The first project is focused on maternal anemia in low income country. Anemia is currently affecting 35 to 60% of pregnant women in low income countries. Being a part of this project, I was able to learn about the huge health inequality in countries like Uganda. I read over 40 papers and wrote an introduction for the paper that is going to be published in August. Then I helped organize data sets and sort out interesting information needed for our paper. I was able to meet with a professional statistician who works very closely with public health related datasets. Because of my interests in computer science and global health, spending time with the statistician really helped me to see the connection between computer science and medicine. What’s more, I was able to sit in meeting with Dr. Boatin who is an OB/GYN attending to discuss the project as well. So far, the project has had some interesting data and we are in the process of composing all the analyzed data and writing out an abstract for our paper!

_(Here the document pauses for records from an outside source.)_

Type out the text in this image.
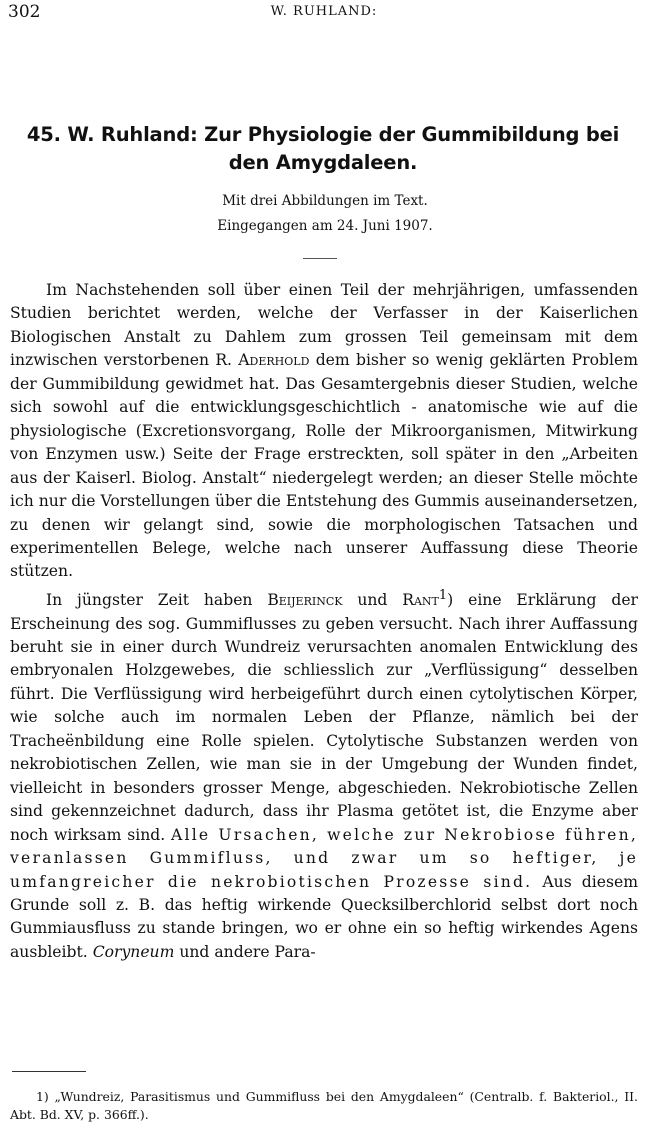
302	W. RUHLAND:
45. W. Ruhland: Zur Physiologie der Gummibildung bei den Amygdaleen.
Mit drei Abbildungen im Text.
Eingegangen am 24. Juni 1907.

Im Nachstehenden soll über einen Teil der mehrjährigen, umfassenden Studien berichtet werden, welche der Verfasser in der Kaiserlichen Biologischen Anstalt zu Dahlem zum grossen Teil gemeinsam mit dem inzwischen verstorbenen R. Aderhold dem bisher so wenig geklärten Problem der Gummibildung gewidmet hat. Das Gesamtergebnis dieser Studien, welche sich sowohl auf die entwicklungsgeschichtlich - anatomische wie auf die physiologische (Excretionsvorgang, Rolle der Mikroorganismen, Mitwirkung von Enzymen usw.) Seite der Frage erstreckten, soll später in den „Arbeiten aus der Kaiserl. Biolog. Anstalt“ niedergelegt werden; an dieser Stelle möchte ich nur die Vorstellungen über die Entstehung des Gummis auseinandersetzen, zu denen wir gelangt sind, sowie die morphologischen Tatsachen und experimentellen Belege, welche nach unserer Auffassung diese Theorie stützen.

In jüngster Zeit haben Beijerinck und Rant$^1$) eine Erklärung der Erscheinung des sog. Gummiflusses zu geben versucht. Nach ihrer Auffassung beruht sie in einer durch Wundreiz verursachten anomalen Entwicklung des embryonalen Holzgewebes, die schliesslich zur „Verflüssigung“ desselben führt. Die Verflüssigung wird herbeigeführt durch einen cytolytischen Körper, wie solche auch im normalen Leben der Pflanze, nämlich bei der Tracheënbildung eine Rolle spielen. Cytolytische Substanzen werden von nekrobiotischen Zellen, wie man sie in der Umgebung der Wunden findet, vielleicht in besonders grosser Menge, abgeschieden. Nekrobiotische Zellen sind gekennzeichnet dadurch, dass ihr Plasma getötet ist, die Enzyme aber noch wirksam sind. Alle Ursachen, welche zur Nekrobiose führen, veranlassen Gummifluss, und zwar um so heftiger, je umfangreicher die nekrobiotischen Prozesse sind. Aus diesem Grunde soll z. B. das heftig wirkende Quecksilberchlorid selbst dort noch Gummiausfluss zu stande bringen, wo er ohne ein so heftig wirkendes Agens ausbleibt. Coryneum und andere Para-

1) „Wundreiz, Parasitismus und Gummifluss bei den Amygdaleen“ (Centralb. f. Bakteriol., II. Abt. Bd. XV, p. 366ff.).
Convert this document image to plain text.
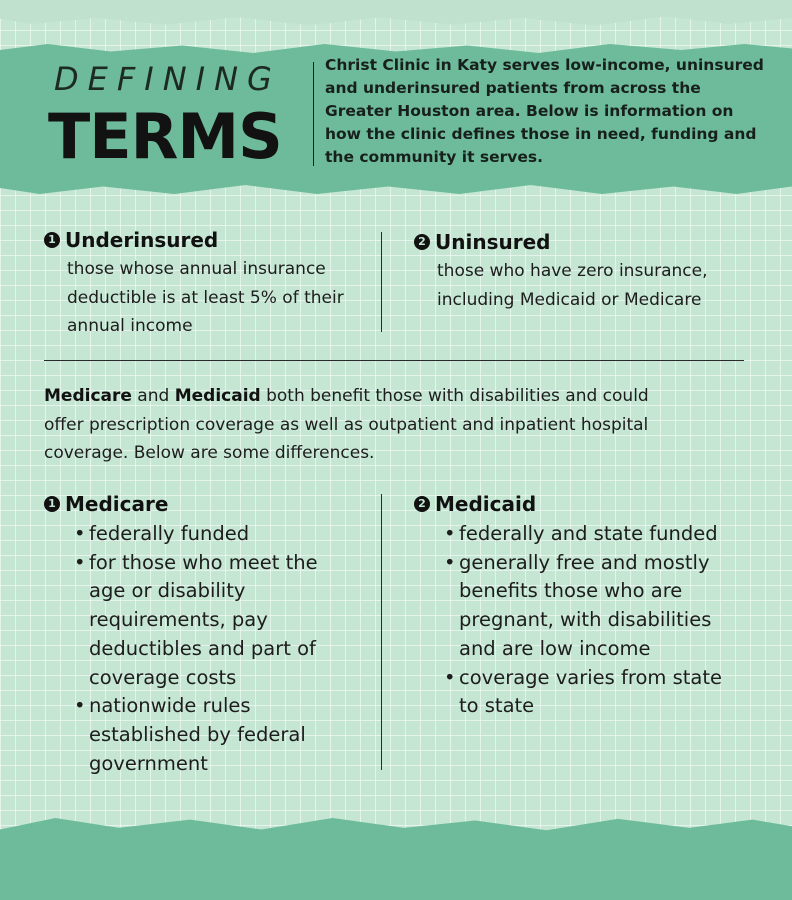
DEFINING
TERMS
Christ Clinic in Katy serves low-income, uninsured and underinsured patients from across the Greater Houston area. Below is information on how the clinic defines those in need, funding and the community it serves.
1 Underinsured
those whose annual insurance deductible is at least 5% of their annual income
2 Uninsured
those who have zero insurance, including Medicaid or Medicare
Medicare and Medicaid both benefit those with disabilities and could offer prescription coverage as well as outpatient and inpatient hospital coverage. Below are some differences.
1 Medicare
• federally funded
• for those who meet the age or disability requirements, pay deductibles and part of coverage costs
• nationwide rules established by federal government
2 Medicaid
• federally and state funded
• generally free and mostly benefits those who are pregnant, with disabilities and are low income
• coverage varies from state to state
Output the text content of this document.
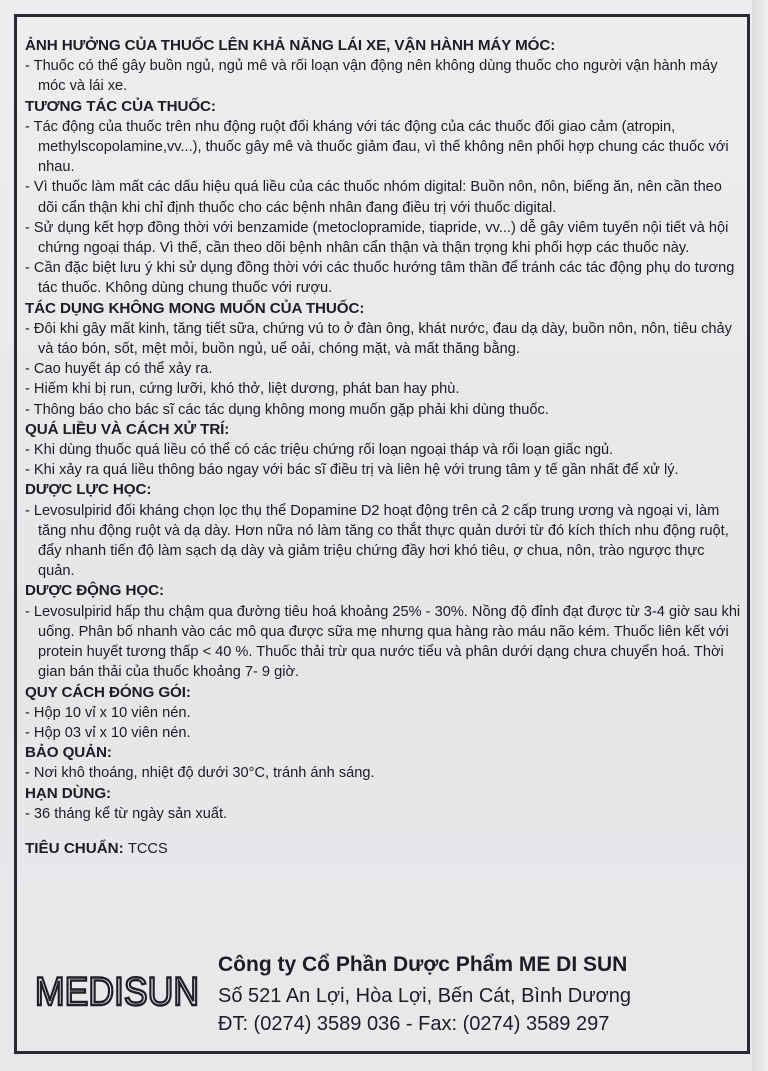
ẢNH HƯỞNG CỦA THUỐC LÊN KHẢ NĂNG LÁI XE, VẬN HÀNH MÁY MÓC:

- Thuốc có thể gây buồn ngủ, ngủ mê và rối loạn vận động nên không dùng thuốc cho người vận hành máy móc và lái xe.

TƯƠNG TÁC CỦA THUỐC:

- Tác động của thuốc trên nhu động ruột đối kháng với tác động của các thuốc đối giao cảm (atropin, methylscopolamine,vv...), thuốc gây mê và thuốc giảm đau, vì thế không nên phối hợp chung các thuốc với nhau.

- Vì thuốc làm mất các dấu hiệu quá liều của các thuốc nhóm digital: Buồn nôn, nôn, biếng ăn, nên cần theo dõi cẩn thận khi chỉ định thuốc cho các bệnh nhân đang điều trị với thuốc digital.

- Sử dụng kết hợp đồng thời với benzamide (metoclopramide, tiapride, vv...) dễ gây viêm tuyến nội tiết và hội chứng ngoại tháp. Vì thế, cần theo dõi bệnh nhân cẩn thận và thận trọng khi phối hợp các thuốc này.

- Cần đặc biệt lưu ý khi sử dụng đồng thời với các thuốc hướng tâm thần để tránh các tác động phụ do tương tác thuốc. Không dùng chung thuốc với rượu.

TÁC DỤNG KHÔNG MONG MUỐN CỦA THUỐC:

- Đôi khi gây mất kinh, tăng tiết sữa, chứng vú to ở đàn ông, khát nước, đau dạ dày, buồn nôn, nôn, tiêu chảy và táo bón, sốt, mệt mỏi, buồn ngủ, uể oải, chóng mặt, và mất thăng bằng.

- Cao huyết áp có thể xảy ra.

- Hiếm khi bị run, cứng lưỡi, khó thở, liệt dương, phát ban hay phù.

- Thông báo cho bác sĩ các tác dụng không mong muốn gặp phải khi dùng thuốc.

QUÁ LIỀU VÀ CÁCH XỬ TRÍ:

- Khi dùng thuốc quá liều có thể có các triệu chứng rối loạn ngoại tháp và rối loạn giấc ngủ.

- Khi xảy ra quá liều thông báo ngay với bác sĩ điều trị và liên hệ với trung tâm y tế gần nhất để xử lý.

DƯỢC LỰC HỌC:

- Levosulpirid đối kháng chọn lọc thụ thể Dopamine D2 hoạt động trên cả 2 cấp trung ương và ngoại vi, làm tăng nhu động ruột và dạ dày. Hơn nữa nó làm tăng co thắt thực quản dưới từ đó kích thích nhu động ruột, đẩy nhanh tiến độ làm sạch dạ dày và giảm triệu chứng đầy hơi khó tiêu, ợ chua, nôn, trào ngược thực quản.

DƯỢC ĐỘNG HỌC:

- Levosulpirid hấp thu chậm qua đường tiêu hoá khoảng 25% - 30%. Nồng độ đỉnh đạt được từ 3-4 giờ sau khi uống. Phân bố nhanh vào các mô qua được sữa mẹ nhưng qua hàng rào máu não kém. Thuốc liên kết với protein huyết tương thấp < 40 %. Thuốc thải trừ qua nước tiểu và phân dưới dạng chưa chuyển hoá. Thời gian bán thải của thuốc khoảng 7- 9 giờ.

QUY CÁCH ĐÓNG GÓI:

- Hộp 10 vỉ x 10 viên nén.

- Hộp 03 vỉ x 10 viên nén.

BẢO QUẢN:

- Nơi khô thoáng, nhiệt độ dưới 30°C, tránh ánh sáng.

HẠN DÙNG:

- 36 tháng kể từ ngày sản xuất.

TIÊU CHUẨN: TCCS

MEDISUN
Công ty Cổ Phần Dược Phẩm ME DI SUN
Số 521 An Lợi, Hòa Lợi, Bến Cát, Bình Dương
ĐT: (0274) 3589 036 - Fax: (0274) 3589 297
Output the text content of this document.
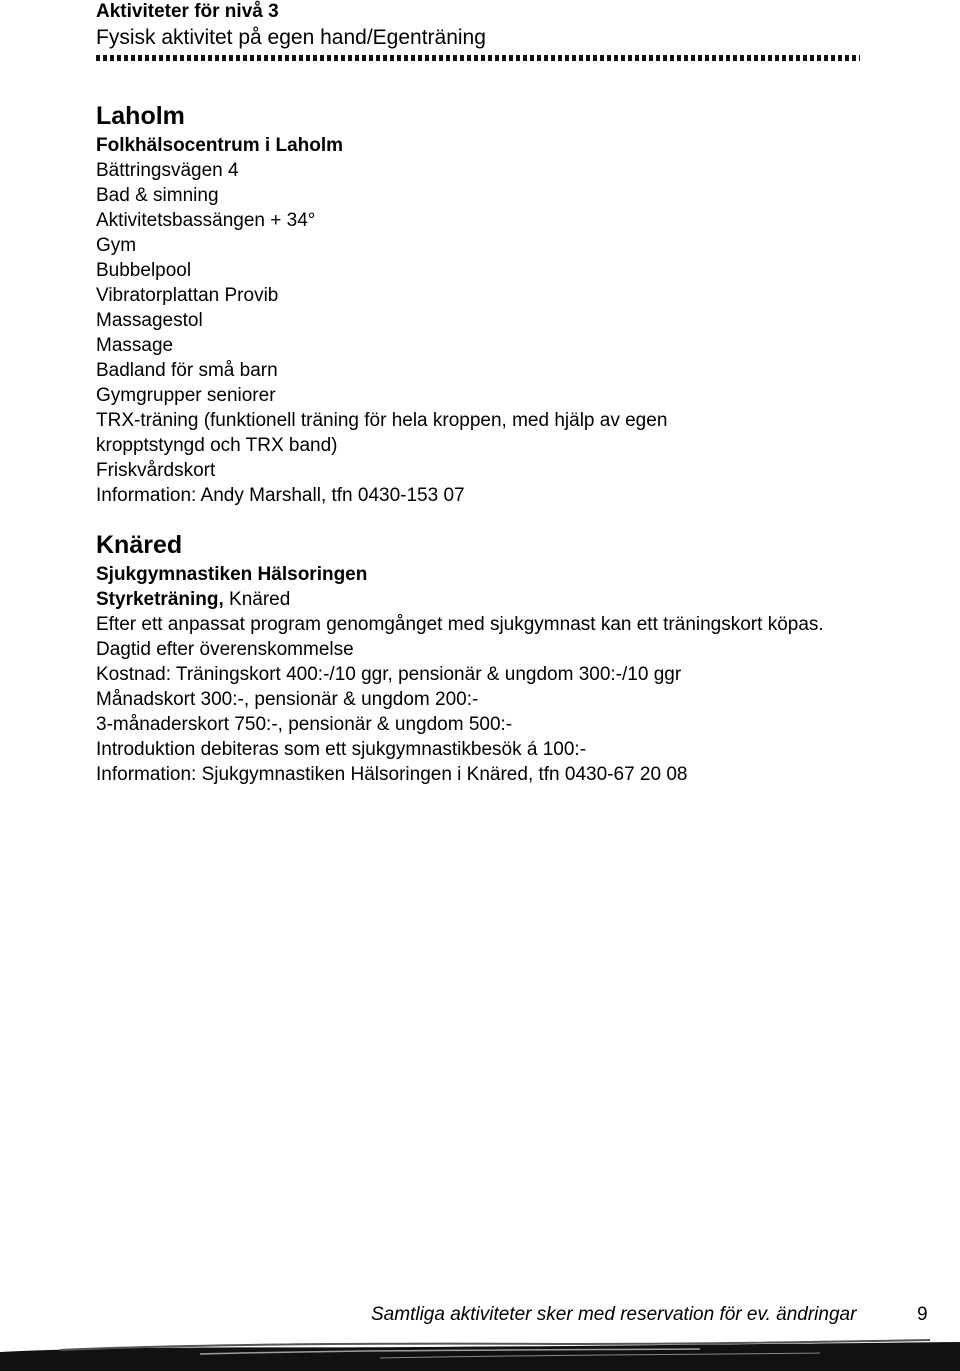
Aktiviteter för nivå 3
Fysisk aktivitet på egen hand/Egenträning
Laholm
Folkhälsocentrum i Laholm
Bättringsvägen 4
Bad & simning
Aktivitetsbassängen + 34°
Gym
Bubbelpool
Vibratorplattan Provib
Massagestol
Massage
Badland för små barn
Gymgrupper seniorer
TRX-träning (funktionell träning för hela kroppen, med hjälp av egen kropptstyngd och TRX band)
Friskvårdskort
Information: Andy Marshall, tfn 0430-153 07
Knäred
Sjukgymnastiken Hälsoringen
Styrketräning, Knäred
Efter ett anpassat program genomgånget med sjukgymnast kan ett träningskort köpas.
Dagtid efter överenskommelse
Kostnad: Träningskort 400:-/10 ggr, pensionär & ungdom 300:-/10 ggr
Månadskort 300:-, pensionär & ungdom 200:-
3-månaderskort 750:-, pensionär & ungdom 500:-
Introduktion debiteras som ett sjukgymnastikbesök á 100:-
Information: Sjukgymnastiken Hälsoringen i Knäred, tfn 0430-67 20 08
Samtliga aktiviteter sker med reservation för ev. ändringar	9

The second project focuses on the relationship between income inequality and birth mortality in the United States. From a paper I read, the United States is the only country, out of 16 countries studied, that its population’s health outcome is related to income inequality. We began this project by looking at income inequality in the United States from the county level. The income inequality is measured through the Gini coefficient. The Gini coefficient is 0 if there is no income inequality, where everyone earns the same amount. It is 1, if one person owns all the money. Every year, the U.S. Census Bureau publishes the Gini coefficient of each county. We are tracking the change in the Gini coefficient from 2003 to 2015. We also find the number of birth mortality every year in each county through the CDC data base. Therefore, we can find out if the changes in the Gini coefficient influence birth mortality.
Although I have not actually shadowed Dr. Edelson yet, I am very lucky to be able to work on these two projects this summer. I am learning so much about global health. Working with a team of doctors who are desperately trying to make a difference and raise attention for global health, I am hopeful that changes will happen. What’s more, I realize that some doctors’ lifestyles are very different from what I imagined. I thought all doctors would work in clinics and constantly be dealing with patients. However, from the several doctors I have met, many of them only go on service for a certain time period of the years. For the rest of the year, they either conduct research or organize special maternal programs. That is great news to me because I am very interested in research and hoping to conduct clinical research in the future as well. Now I see that it is not only possible to do research and see patients at the same time but there are actually a lot of doctors who have that lifestyle.
It has been a great time working with Dr. Edelson and I cannot wait for our research to continue and see what interesting results we get!